旅行く者の玄関(58)

「全ては変わろうしている。ひょっとすると二百七十年前の先祖もそうしてここに来たのだわ。ならばまた出ていくこともあるだろうとは思う」
「そうよ明美、もうここを出ましょう。それがいいわ。先祖が新しい土地を目指したように、私たちも明美もみんなここを旅立つの」
「そうね、考えておくわ」
 佐藤医師が母親の検死などが終わって出てきた。
「先生、ありがとうございました」
 明美は一礼して、佐藤医師も返礼して去った。あまりにもあっさりしていたが、医師としての仕事に慰める義理もないだろうからそれはそれで納得した。
「明美、葬儀はどうするの」
「特段きめてないけど、いつも通りでいいわ」
 明美と重美は地域の決まった手順で葬儀の準備を用意した。ただここは宗教色が無い地域だった。普通は坊さんに枕経でも読んでもらうために呼ぶのだろうが、そんな付き合いもない。ある意味、そこが一番不思議なことだったかもしれない。
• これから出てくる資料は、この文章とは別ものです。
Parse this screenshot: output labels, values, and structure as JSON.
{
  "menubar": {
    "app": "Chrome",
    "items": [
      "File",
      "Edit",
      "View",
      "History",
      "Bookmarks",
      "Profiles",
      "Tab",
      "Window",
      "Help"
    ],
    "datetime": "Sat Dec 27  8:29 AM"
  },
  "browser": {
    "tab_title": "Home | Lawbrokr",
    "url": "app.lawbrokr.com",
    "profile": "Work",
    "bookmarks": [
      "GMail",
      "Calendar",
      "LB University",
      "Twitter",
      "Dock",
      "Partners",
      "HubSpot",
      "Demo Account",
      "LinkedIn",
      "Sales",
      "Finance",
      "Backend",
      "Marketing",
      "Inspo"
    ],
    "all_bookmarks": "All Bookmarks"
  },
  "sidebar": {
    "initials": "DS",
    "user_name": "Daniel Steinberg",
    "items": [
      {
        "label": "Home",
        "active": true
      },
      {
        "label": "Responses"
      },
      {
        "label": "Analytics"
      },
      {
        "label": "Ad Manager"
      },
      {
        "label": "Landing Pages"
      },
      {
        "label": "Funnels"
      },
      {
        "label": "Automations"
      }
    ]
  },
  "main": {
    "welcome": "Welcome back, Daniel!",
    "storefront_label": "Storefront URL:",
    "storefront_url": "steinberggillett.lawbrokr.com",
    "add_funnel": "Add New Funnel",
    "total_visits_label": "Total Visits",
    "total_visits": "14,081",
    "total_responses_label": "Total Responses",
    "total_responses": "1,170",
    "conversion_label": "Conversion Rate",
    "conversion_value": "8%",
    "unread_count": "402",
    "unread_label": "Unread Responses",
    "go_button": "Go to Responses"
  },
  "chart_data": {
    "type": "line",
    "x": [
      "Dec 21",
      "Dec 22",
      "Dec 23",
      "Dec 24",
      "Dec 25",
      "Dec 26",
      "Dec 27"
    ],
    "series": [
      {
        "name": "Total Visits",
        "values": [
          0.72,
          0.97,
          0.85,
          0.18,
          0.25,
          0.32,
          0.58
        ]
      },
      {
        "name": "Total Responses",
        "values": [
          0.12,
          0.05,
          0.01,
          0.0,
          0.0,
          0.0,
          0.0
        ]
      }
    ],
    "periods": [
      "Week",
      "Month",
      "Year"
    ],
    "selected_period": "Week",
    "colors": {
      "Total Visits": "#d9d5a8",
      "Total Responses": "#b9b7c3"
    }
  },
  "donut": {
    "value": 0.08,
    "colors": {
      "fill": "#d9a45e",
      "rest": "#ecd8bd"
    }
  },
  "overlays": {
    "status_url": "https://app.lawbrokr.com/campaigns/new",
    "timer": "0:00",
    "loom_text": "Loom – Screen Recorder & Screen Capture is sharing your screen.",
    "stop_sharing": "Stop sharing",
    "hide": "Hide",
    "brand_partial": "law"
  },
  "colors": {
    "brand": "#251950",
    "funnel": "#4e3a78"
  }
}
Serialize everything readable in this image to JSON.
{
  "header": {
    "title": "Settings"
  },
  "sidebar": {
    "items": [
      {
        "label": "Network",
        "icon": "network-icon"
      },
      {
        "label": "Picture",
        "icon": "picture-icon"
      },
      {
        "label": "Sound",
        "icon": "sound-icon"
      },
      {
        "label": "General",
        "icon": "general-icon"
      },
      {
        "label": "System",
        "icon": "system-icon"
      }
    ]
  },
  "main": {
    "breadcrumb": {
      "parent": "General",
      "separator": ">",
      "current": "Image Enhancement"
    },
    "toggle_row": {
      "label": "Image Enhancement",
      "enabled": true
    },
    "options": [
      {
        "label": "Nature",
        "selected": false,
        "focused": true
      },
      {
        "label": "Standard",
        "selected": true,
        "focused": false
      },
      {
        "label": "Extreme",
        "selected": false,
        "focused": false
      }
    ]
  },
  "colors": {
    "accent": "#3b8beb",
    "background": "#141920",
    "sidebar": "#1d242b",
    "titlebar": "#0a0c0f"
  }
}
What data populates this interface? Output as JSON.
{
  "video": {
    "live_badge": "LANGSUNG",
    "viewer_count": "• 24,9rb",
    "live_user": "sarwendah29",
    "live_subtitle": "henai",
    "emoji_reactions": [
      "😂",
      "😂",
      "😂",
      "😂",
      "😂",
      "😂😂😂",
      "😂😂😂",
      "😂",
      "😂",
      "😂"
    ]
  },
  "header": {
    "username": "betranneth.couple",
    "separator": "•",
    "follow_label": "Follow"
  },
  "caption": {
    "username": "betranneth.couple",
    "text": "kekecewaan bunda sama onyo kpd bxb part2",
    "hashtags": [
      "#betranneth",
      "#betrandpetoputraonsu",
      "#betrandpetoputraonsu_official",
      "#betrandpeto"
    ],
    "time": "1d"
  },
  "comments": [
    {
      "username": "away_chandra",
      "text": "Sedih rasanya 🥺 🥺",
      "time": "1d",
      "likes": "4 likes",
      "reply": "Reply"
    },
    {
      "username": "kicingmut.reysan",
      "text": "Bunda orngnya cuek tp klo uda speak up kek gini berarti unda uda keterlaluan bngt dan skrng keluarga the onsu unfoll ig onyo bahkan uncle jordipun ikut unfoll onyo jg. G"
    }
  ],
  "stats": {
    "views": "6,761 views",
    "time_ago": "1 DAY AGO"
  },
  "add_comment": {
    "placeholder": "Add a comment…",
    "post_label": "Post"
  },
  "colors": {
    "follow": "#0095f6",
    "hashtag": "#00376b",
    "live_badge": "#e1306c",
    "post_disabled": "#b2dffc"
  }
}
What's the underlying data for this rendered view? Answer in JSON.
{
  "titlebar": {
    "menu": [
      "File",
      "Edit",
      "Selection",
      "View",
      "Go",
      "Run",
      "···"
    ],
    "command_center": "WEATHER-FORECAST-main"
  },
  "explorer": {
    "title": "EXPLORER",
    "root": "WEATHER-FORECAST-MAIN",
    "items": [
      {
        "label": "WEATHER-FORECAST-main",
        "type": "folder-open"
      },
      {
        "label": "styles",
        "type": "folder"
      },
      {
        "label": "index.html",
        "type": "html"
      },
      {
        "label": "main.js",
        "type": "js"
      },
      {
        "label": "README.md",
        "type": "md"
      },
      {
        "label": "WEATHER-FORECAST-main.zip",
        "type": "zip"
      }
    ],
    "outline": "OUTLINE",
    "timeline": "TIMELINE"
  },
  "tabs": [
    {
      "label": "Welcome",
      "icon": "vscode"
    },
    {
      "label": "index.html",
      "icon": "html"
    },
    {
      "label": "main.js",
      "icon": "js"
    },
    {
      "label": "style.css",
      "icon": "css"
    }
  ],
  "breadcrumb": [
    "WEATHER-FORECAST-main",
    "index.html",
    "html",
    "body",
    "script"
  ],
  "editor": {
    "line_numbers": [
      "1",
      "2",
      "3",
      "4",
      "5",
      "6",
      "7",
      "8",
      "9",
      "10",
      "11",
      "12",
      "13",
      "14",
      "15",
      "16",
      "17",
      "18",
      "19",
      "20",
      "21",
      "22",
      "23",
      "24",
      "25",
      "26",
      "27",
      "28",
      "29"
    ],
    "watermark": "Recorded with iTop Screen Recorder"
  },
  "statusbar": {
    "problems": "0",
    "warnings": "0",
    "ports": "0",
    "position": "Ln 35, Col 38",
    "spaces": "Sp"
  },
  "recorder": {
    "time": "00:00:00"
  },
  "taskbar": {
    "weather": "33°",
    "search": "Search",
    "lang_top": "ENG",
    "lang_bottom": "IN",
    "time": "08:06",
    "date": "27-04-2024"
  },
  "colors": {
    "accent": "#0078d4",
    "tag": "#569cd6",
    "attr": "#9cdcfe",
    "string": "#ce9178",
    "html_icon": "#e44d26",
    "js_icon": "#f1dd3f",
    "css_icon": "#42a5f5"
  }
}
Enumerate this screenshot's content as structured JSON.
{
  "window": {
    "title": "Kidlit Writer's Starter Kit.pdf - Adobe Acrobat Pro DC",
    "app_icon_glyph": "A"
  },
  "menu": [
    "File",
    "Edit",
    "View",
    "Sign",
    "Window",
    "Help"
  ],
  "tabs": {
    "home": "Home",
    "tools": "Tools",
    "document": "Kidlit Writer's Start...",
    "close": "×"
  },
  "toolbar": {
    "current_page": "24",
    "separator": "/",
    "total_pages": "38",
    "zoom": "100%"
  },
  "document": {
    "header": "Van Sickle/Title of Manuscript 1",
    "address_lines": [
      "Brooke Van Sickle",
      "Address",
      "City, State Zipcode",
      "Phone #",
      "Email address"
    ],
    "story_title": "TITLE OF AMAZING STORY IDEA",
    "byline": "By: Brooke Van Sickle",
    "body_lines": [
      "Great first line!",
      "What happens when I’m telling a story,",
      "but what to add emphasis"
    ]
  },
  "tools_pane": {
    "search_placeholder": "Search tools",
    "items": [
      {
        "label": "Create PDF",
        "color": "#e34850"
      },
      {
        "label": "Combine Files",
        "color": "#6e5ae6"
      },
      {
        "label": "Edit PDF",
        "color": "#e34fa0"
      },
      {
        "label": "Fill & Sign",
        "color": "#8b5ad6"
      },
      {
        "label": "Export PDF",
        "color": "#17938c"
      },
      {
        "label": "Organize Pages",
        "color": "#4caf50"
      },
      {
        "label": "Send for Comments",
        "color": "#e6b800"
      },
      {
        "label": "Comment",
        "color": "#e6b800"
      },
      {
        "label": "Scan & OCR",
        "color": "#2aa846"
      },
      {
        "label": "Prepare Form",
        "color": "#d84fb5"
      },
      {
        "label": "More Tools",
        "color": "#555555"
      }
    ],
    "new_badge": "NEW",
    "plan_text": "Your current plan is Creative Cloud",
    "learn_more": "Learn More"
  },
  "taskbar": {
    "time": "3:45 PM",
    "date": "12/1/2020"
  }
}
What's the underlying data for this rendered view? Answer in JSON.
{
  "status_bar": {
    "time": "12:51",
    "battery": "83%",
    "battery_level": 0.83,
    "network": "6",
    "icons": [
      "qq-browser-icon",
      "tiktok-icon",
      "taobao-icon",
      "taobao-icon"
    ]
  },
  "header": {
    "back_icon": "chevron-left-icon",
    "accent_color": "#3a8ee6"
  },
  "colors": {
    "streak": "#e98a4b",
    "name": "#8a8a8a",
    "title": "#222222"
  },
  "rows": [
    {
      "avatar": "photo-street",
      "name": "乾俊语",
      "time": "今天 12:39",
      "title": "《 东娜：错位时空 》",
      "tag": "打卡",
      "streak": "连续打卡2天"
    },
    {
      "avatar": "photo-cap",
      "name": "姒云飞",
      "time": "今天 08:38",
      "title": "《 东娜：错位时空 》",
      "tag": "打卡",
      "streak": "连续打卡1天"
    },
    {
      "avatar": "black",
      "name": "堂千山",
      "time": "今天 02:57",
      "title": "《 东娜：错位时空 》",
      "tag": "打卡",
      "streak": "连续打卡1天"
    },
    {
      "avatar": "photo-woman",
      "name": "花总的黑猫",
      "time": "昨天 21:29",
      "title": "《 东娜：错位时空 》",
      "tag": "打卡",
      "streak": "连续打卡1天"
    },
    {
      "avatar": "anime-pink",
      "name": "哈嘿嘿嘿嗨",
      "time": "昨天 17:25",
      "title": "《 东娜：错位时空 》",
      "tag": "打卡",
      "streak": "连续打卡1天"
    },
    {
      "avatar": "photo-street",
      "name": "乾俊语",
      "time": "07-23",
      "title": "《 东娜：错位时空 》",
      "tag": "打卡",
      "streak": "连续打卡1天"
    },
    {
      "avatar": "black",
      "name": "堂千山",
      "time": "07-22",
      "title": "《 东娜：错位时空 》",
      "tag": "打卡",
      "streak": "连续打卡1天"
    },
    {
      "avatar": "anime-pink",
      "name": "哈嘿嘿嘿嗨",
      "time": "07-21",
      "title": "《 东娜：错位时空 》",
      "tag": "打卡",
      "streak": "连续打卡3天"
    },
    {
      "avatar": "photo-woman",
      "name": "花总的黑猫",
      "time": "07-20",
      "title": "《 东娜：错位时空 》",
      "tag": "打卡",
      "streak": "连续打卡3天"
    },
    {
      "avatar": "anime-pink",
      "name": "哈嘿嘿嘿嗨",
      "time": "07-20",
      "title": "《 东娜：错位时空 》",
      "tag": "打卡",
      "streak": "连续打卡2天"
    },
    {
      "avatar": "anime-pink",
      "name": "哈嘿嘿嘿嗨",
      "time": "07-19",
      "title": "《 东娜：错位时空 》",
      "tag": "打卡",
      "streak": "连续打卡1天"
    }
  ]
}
結果として、もっともシンプルに土葬という事になるが、その場所さえこの地域では決まってない。つまり墓地というものが外から来たものには捜せないのだ。
「けどもうお墓は無いわよ」
「そうね、桜の木を切り倒したそうね。底無し沼は埋められた。首吊りの木は良太たちが切り倒した。どこにも埋めるところは無いわね」
「そうね、新しく作るしかないわ」
 重美は明美の提案に驚いた。新しくどこに作るというのだろう。